In a tough economy, advertising dollars are typically the first to go. On the flip side, in a flourishing economy, advertising dollars seem to be readily available without needing much justification or proof that the advertising will pay off. Why is this?
Many advertisers have no methodology for measuring the effectiveness of their ad campaigns. In a flourishing economy, taking risks with a low probability for success is often encouraged in hopes of the big pay-off. In a tough economy, investing in anything (advertising, R&D, etc.) will require a great deal of scrutiny.
At SES NY in ’06 I attended an invite-only dinner with WebTrends with a group of about a dozen online marketers — some existing clients of WebTrends and some were potential clients they were wining and dining. One of the dinner guests I sat next to was Rex Briggs, co-author of What Sticks.

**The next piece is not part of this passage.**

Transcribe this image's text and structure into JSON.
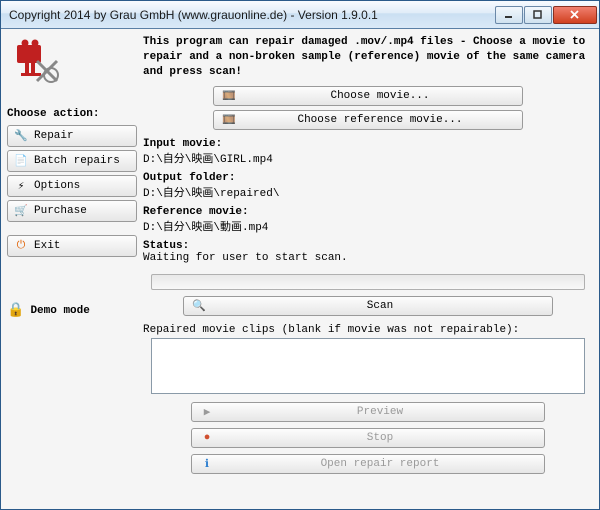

For anyone who thinks “advertising cannot be measured,” I would recommend reading this book. It covers concepts that online marketers should hold close to their hearts: Test, Learn, Deploy, Repeat. Many traditional marketers are used to deploying large budgets on print and TV advertising with no plan or budget to measure the effectiveness of the ad spend. They excel at developing the creative, but fail miserably when it comes to answering the simple question of “Did it work?”
In the online world, measuring ad spend becomes somewhat easier with the various tracking technologies (particularly if you sell online). If you can definitively prove how advertising positively impacts sales (directly or indirectly), then you’ll most likely see your ad budgets remain flat in a tough economy, but not entirely eliminated like some marketers are experiencing this year.